Williams’ production profile is a very intriguing one. His complete lack of production at Ohio State is a bit of a red flag, and brings up the question, “Why didn’t he produce more at Ohio State?” and “Was 2021 a flash in the pan?”. Most likely not, because his skills look like they’ll translate well to the next level, but something to keep in mind.
Pre Draft Analysis
Expected Draft Capital- Round 1
The NFL drools over prospects with game-breaking speed like Jameson Williams. Even with the ACL injury, I wouldn’t be surprised if he was the first wide receiver off the board. The pick is for the long term, and not for immediate production. The team that drafts him needs to utilize him as more than just a field stretcher and work to get him in space in creative ways. If used correctly, he has the potential to be a dynamic playmaker for a team and a consistent leader in receiving yards for his NFL team. Teams that would be good fits include the Los Angeles Chargers, New Orleans Saints, New England Patriots, and the Philadelphia Eagles.
Post Draft Analysis
Detroit Lions- Round 1, Pick 12
The Lions have sneakily created a really exciting offense with weapons like D’Andre Swift, TJ Hockenson, Amon-Ra St. Brown, and newly added Jameson Williams in tandem with an improving offensive line. The question is whether or not Jared Goff will be the quarterback to elevate the Lions, or will it be a rookie taking the helm in 2023. If a rookie does step in in 2023, the Lions could be an excellent landing spot with the supporting cast on offense. Despite St. Brown establishing himself with a very impressive rookie season, outside of him there is really no competition for wide receiver snaps for Jameson Williams. DJ Chark is a newly signed wide receiver but has been up and down throughout his career with Jacksonville. Once fully recovered from the torn ACL he suffered during the College National Championship game, Williams looks to step right into the starting outside receiver role with Chark opposite of him and St. Brown in the slot. Luckily for Detriot, they have no realistic competing aspirations in 2022 and have time to wait for Williams to get back to full strength this season.

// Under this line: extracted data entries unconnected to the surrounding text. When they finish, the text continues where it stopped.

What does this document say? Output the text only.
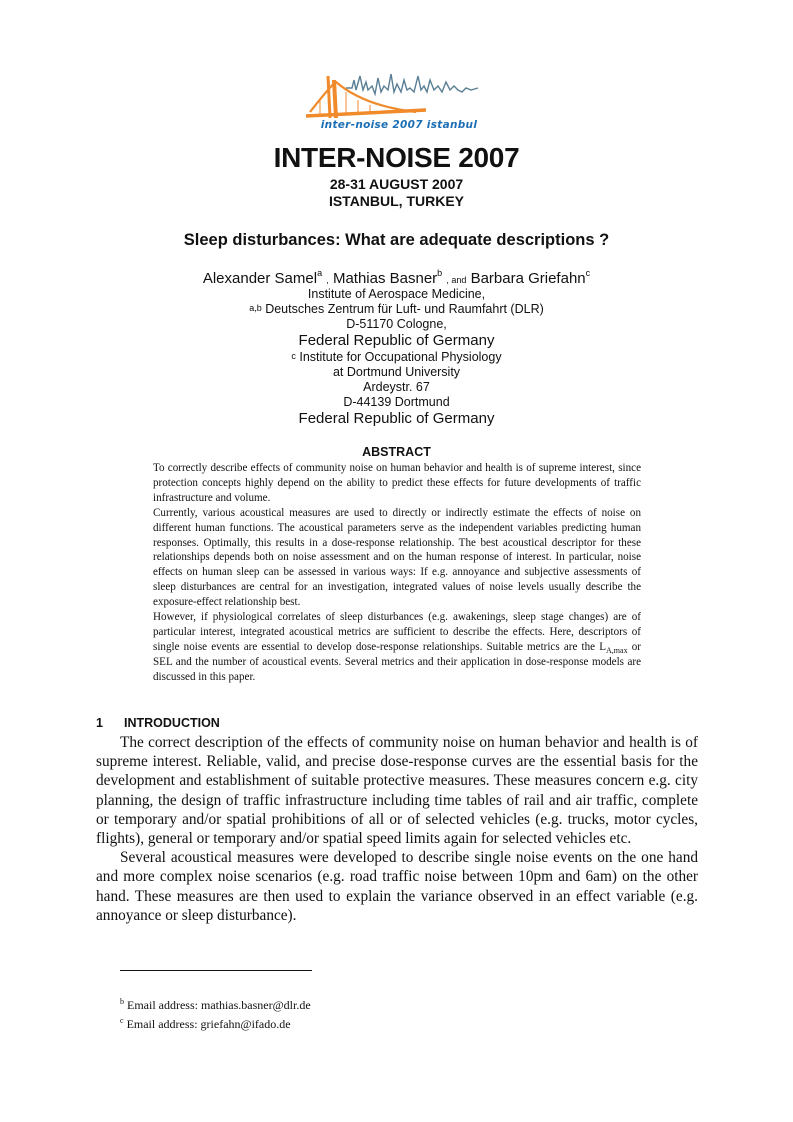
inter-noise 2007 istanbul
INTER-NOISE 2007
28-31 AUGUST 2007
ISTANBUL, TURKEY
Sleep disturbances: What are adequate descriptions ?
Alexander Samel$^a$ , Mathias Basner$^b$ , and Barbara Griefahn$^c$
Institute of Aerospace Medicine,
$^{a,b}$ Deutsches Zentrum für Luft- und Raumfahrt (DLR)
D-51170 Cologne,
Federal Republic of Germany
$^c$ Institute for Occupational Physiology
at Dortmund University
Ardeystr. 67
D-44139 Dortmund
Federal Republic of Germany
ABSTRACT

To correctly describe effects of community noise on human behavior and health is of supreme interest, since protection concepts highly depend on the ability to predict these effects for future developments of traffic infrastructure and volume.

Currently, various acoustical measures are used to directly or indirectly estimate the effects of noise on different human functions. The acoustical parameters serve as the independent variables predicting human responses. Optimally, this results in a dose-response relationship. The best acoustical descriptor for these relationships depends both on noise assessment and on the human response of interest. In particular, noise effects on human sleep can be assessed in various ways: If e.g. annoyance and subjective assessments of sleep disturbances are central for an investigation, integrated values of noise levels usually describe the exposure-effect relationship best.

However, if physiological correlates of sleep disturbances (e.g. awakenings, sleep stage changes) are of particular interest, integrated acoustical metrics are sufficient to describe the effects. Here, descriptors of single noise events are essential to develop dose-response relationships. Suitable metrics are the $L_{A,max}$ or SEL and the number of acoustical events. Several metrics and their application in dose-response models are discussed in this paper.

1 INTRODUCTION

The correct description of the effects of community noise on human behavior and health is of supreme interest. Reliable, valid, and precise dose-response curves are the essential basis for the development and establishment of suitable protective measures. These measures concern e.g. city planning, the design of traffic infrastructure including time tables of rail and air traffic, complete or temporary and/or spatial prohibitions of all or of selected vehicles (e.g. trucks, motor cycles, flights), general or temporary and/or spatial speed limits again for selected vehicles etc.

Several acoustical measures were developed to describe single noise events on the one hand and more complex noise scenarios (e.g. road traffic noise between 10pm and 6am) on the other hand. These measures are then used to explain the variance observed in an effect variable (e.g. annoyance or sleep disturbance).

$^b$ Email address: mathias.basner@dlr.de
$^c$ Email address: griefahn@ifado.de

Williams can immediately provide a deep threat for the Lions as soon as he is healthy enough to get on the field. He will need to develop his game further as a route runner to become a true fantasy WR1. Not to mention, he does still have target competition between Hockenson, Swift, and St. Brown. But with Williams’ specialty downfield, he doesn’t need to command a massive target share to do damage to the defense. The worry is that he is more of an asset to his NFL team as a field stretcher than to fantasy managers. Williams has the skillset to develop into a threat at all levels of the field, but his speed presents the threat that his coach pigeonholes him into a strictly downfield player. He is a player to avoid in redraft seeing that he will miss the start of the season, potentially the entire fantasy season depending on his recovery. In dynasty, his dynamic speed presents an upside that puts him in the conversation to being one of the top wide receivers taken in rookie drafts. But his risk puts him squarely behind the top tier of WRs in Drake London, Garrett Wilson, and Treylon Burks.